The Name Game
I had to go to the dictionary the other day when I received a book with the title of “These Are the Names: Studies in Jewish Onomastics.” “Onomastics,” it turns out (from Greek onoma, “name”), is “the study of the origin of names.” Published by Bar-Ilan University Press in Israel, “These Are the Names” is Volume 4 of a series.

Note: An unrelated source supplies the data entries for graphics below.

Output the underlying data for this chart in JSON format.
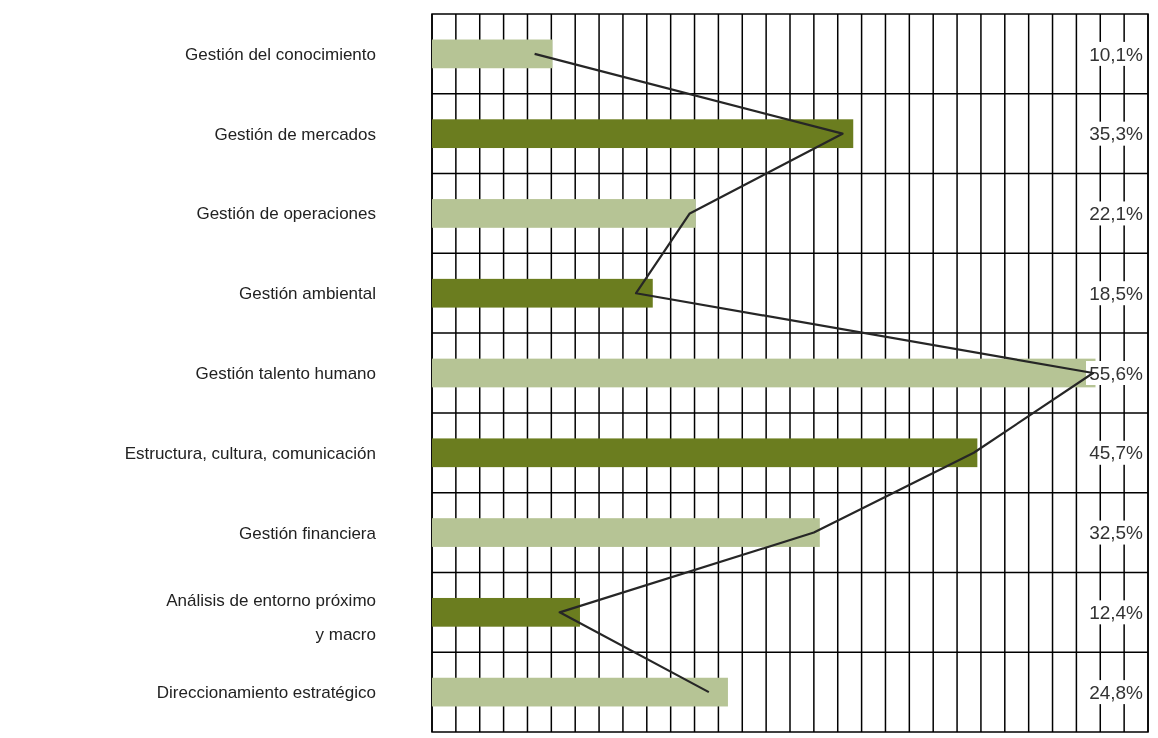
{
  "chart_data": {
    "type": "bar",
    "orientation": "horizontal",
    "categories": [
      "Gestión del conocimiento",
      "Gestión de mercados",
      "Gestión de operaciones",
      "Gestión ambiental",
      "Gestión talento humano",
      "Estructura, cultura, comunicación",
      "Gestión financiera",
      "Análisis de entorno próximo y macro",
      "Direccionamiento estratégico"
    ],
    "series": [
      {
        "type": "bar",
        "colors": [
          "#b6c495",
          "#6b7d1f",
          "#b6c495",
          "#6b7d1f",
          "#b6c495",
          "#6b7d1f",
          "#b6c495",
          "#6b7d1f",
          "#b6c495"
        ],
        "values": [
          10.1,
          35.3,
          22.1,
          18.5,
          55.6,
          45.7,
          32.5,
          12.4,
          24.8
        ],
        "value_labels": [
          "10,1%",
          "35,3%",
          "22,1%",
          "18,5%",
          "55,6%",
          "45,7%",
          "32,5%",
          "12,4%",
          "24,8%"
        ]
      },
      {
        "type": "line",
        "color": "#262626",
        "values": [
          8.6,
          34.4,
          21.6,
          17.1,
          55.4,
          45.4,
          32,
          10.7,
          23.2
        ]
      }
    ],
    "xlim": [
      0,
      60
    ],
    "xticks": [
      {
        "value": 0,
        "label": null
      },
      {
        "value": 2,
        "label": null
      },
      {
        "value": 4,
        "label": null
      },
      {
        "value": 6,
        "label": null
      },
      {
        "value": 8,
        "label": null
      },
      {
        "value": 10,
        "label": null
      },
      {
        "value": 12,
        "label": null
      },
      {
        "value": 14,
        "label": null
      },
      {
        "value": 16,
        "label": null
      },
      {
        "value": 18,
        "label": null
      },
      {
        "value": 20,
        "label": null
      },
      {
        "value": 22,
        "label": null
      },
      {
        "value": 24,
        "label": null
      },
      {
        "value": 26,
        "label": null
      },
      {
        "value": 28,
        "label": null
      },
      {
        "value": 30,
        "label": null
      },
      {
        "value": 32,
        "label": null
      },
      {
        "value": 34,
        "label": null
      },
      {
        "value": 36,
        "label": null
      },
      {
        "value": 38,
        "label": null
      },
      {
        "value": 40,
        "label": null
      },
      {
        "value": 42,
        "label": null
      },
      {
        "value": 44,
        "label": null
      },
      {
        "value": 46,
        "label": null
      },
      {
        "value": 48,
        "label": null
      },
      {
        "value": 50,
        "label": null
      },
      {
        "value": 52,
        "label": null
      },
      {
        "value": 54,
        "label": null
      },
      {
        "value": 56,
        "label": null
      },
      {
        "value": 58,
        "label": null
      },
      {
        "value": 60,
        "label": null
      }
    ],
    "grid": true,
    "tick_labels": "y"
  }
}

Onomastics is a fascinating subject. No other element of language is taken by us as personally as names. And Jewish names are especially fascinating, because the story they tell is not only personal, but also collective. It is the story of a wandering people and of how it has managed over the centuries to remain itself while at the same time being influenced by, and adapting to, the peoples among whim it lived. Volume 4 of “These Are the Names” traces aspects of this story in a variety of places, such as Eastern Europe, Greece, America and even China.

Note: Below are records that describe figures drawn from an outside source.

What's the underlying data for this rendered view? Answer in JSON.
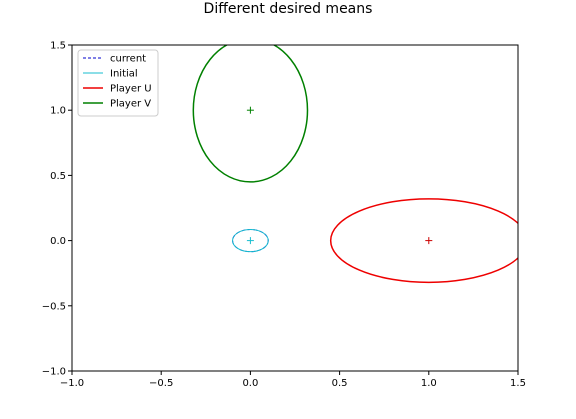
{
  "chart_data": {
    "type": "line",
    "title": "Different desired means",
    "xlabel": "",
    "ylabel": "",
    "xlim": [
      -1.0,
      1.5
    ],
    "ylim": [
      -1.0,
      1.5
    ],
    "x_ticks": [
      -1.0,
      -0.5,
      0.0,
      0.5,
      1.0,
      1.5
    ],
    "x_tick_labels": [
      "−1.0",
      "−0.5",
      "0.0",
      "0.5",
      "1.0",
      "1.5"
    ],
    "y_ticks": [
      -1.0,
      -0.5,
      0.0,
      0.5,
      1.0,
      1.5
    ],
    "y_tick_labels": [
      "−1.0",
      "−0.5",
      "0.0",
      "0.5",
      "1.0",
      "1.5"
    ],
    "grid": false,
    "legend_position": "top-left",
    "series": [
      {
        "name": "current",
        "kind": "ellipse",
        "center": [
          0.0,
          0.0
        ],
        "radii": [
          0.1,
          0.085
        ],
        "color": "#0000cc",
        "dash": true,
        "width": 1
      },
      {
        "name": "Initial",
        "kind": "ellipse",
        "center": [
          0.0,
          0.0
        ],
        "radii": [
          0.1,
          0.085
        ],
        "color": "#17becf",
        "dash": false,
        "width": 1
      },
      {
        "name": "Player U",
        "kind": "ellipse",
        "center": [
          1.0,
          0.0
        ],
        "radii": [
          0.55,
          0.32
        ],
        "color": "#ee0000",
        "dash": false,
        "width": 1.5
      },
      {
        "name": "Player V",
        "kind": "ellipse",
        "center": [
          0.0,
          1.0
        ],
        "radii": [
          0.32,
          0.55
        ],
        "color": "#008000",
        "dash": false,
        "width": 1.5
      }
    ],
    "center_markers": [
      {
        "x": 0.0,
        "y": 0.0,
        "color": "#17becf"
      },
      {
        "x": 1.0,
        "y": 0.0,
        "color": "#cc0000"
      },
      {
        "x": 0.0,
        "y": 1.0,
        "color": "#008000"
      }
    ]
  }
}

The Chinese-Jewish names, a list of which appears in Aaron Demsky’s “Some Reflections on the Names of the Jews of Kaifeng,” are the most interesting, because they demonstrate how even when Jews have ended up in the most far-flung and isolated places, they have used naming strategies similar to those of Jews elsewhere. These include:
1) Retaining distinctively Hebrew first names while taking last or family names from the linguistic environment. Thus, just as Jews in Eastern Europe generally had biblical or rabbinic given names but Germanic or Slavic surnames like Goldberg, Rosenbaum, Rabinowitz and so on, the Jews of Kaifeng (a city 500 kilometers south of Beijing, in which there was an active Jewish community from at least as early as the 12th century C.E. through the 19th) had Chinese last names like Li, Zhao and Jin, but more often than not, Jewish first names like Abraham, Jacob and Akiva.
2) In the same way that an American Jew whose Hebrew name is Yosef will write and say it as Joseph in English, the Jews of Kaifeng Sinicized their Hebrew names. Although a Jew named Abraham was presumably called up to the Torah as Avraham, he was A-wu-lo-han to his acquaintances. Similarly, Aharon or Aaron was A-ho-lien, Ya’akov or Jacob Ya-ho-chue-wu, and Yehoshua or Joshua, Yueh-shu-wo.

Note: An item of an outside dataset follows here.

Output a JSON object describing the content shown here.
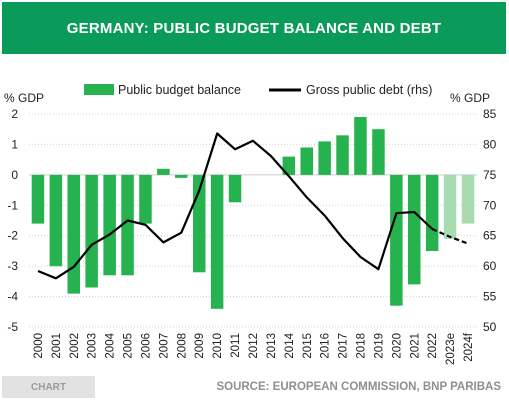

3) While Jewish men in Kaifeng sometimes had non-Hebraic first names, this was a more common practice with women, no doubt because they were not called up to the Torah and did not need Hebrew names for ritual purposes. This, too, has been true of Jews elsewhere. For every non-Hebraically named man like Feybush or Velvl in Eastern Europe, for example, there were several non-Hebraically named women like Breyndl, Blime, Gitl or Perl.
4) Even when giving their children non-Hebraic first names, Kaifeng Jews almost always used traditional names of their own, taken from non-Chinese languages like Persian or Arabic –– a reflection of the community’s origins in the Middle East. Similarly, non-Hebraic first names among Jews in Slavic countries were distinctively Jewish ones that had sometimes been preserved for centuries from distant lands, such as the Spanish-derived Shprintze (from Esperanza) for a woman, or Shne’ur (from Spanish Senyor) for a man. And as such names often were handed down by naming grandchildren after their grandparents, this was the case in Kaifeng.
What Demsky’s article does not make clear is whether Chinese Jews sometimes had two first names — a Hebrew one for ritual purposes and a Chinese one for social ones — and if they did, whether the latter was chosen because it resembled or began like the former. This is, of course, a common pattern among American Jews, as in paired names like Moshe and Milton, Brokheh and Bertha — or, more contemporaneously, Baruch and Brett, Melissa and Malka. Indeed, the progressive assimilation of Eastern-European Jews in American society can be tracked by the way in which immigrant Jews first kept the same Hebrew name for ritual and social purposes, so the synagogue’s Shlomo was Shloyme to his friends; next, had American-born children who were Shlomo in the synagogue and Solomon or Sol outside of it; then grandchildren who were Shlomo and Steven; and finally, great-grandchildren who were just plain Steven with no Hebrew name at all.
And yet, as Stanley Lieberson points out in an essay on “Jewish Names and the Names of Jews” in the United States, there has been for several decades a return to biblical names among Jews and non-Jews alike. Names like David, Daniel, Adam, Jonathan, Joshua, Aaron, Joseph, Jacob and Samuel for men, and Sarah, Rebecca, Deborah and Ruth for women, are increasingly popular — a trend, Lieberson believes, that began in some cases among Jews and spread from them to gentiles. This does not, according to him, have anything to do with a counter-assimilatory trend. On the contrary: It is a “paradox” explained by “the greater acceptance of Jews in the nation. As Jews become more assimilated, they return to names that have long been largely neglected. This also creates a fashionable appeal to the non-Jewish population, and at the same time, the Jews continue toward increasing integration into the larger population.” In other words, although Shloyme’s great-great-grandchild may once again be Solomon, this doesn’t mean he’s also gone back to being Shlomo in shul on shabbes.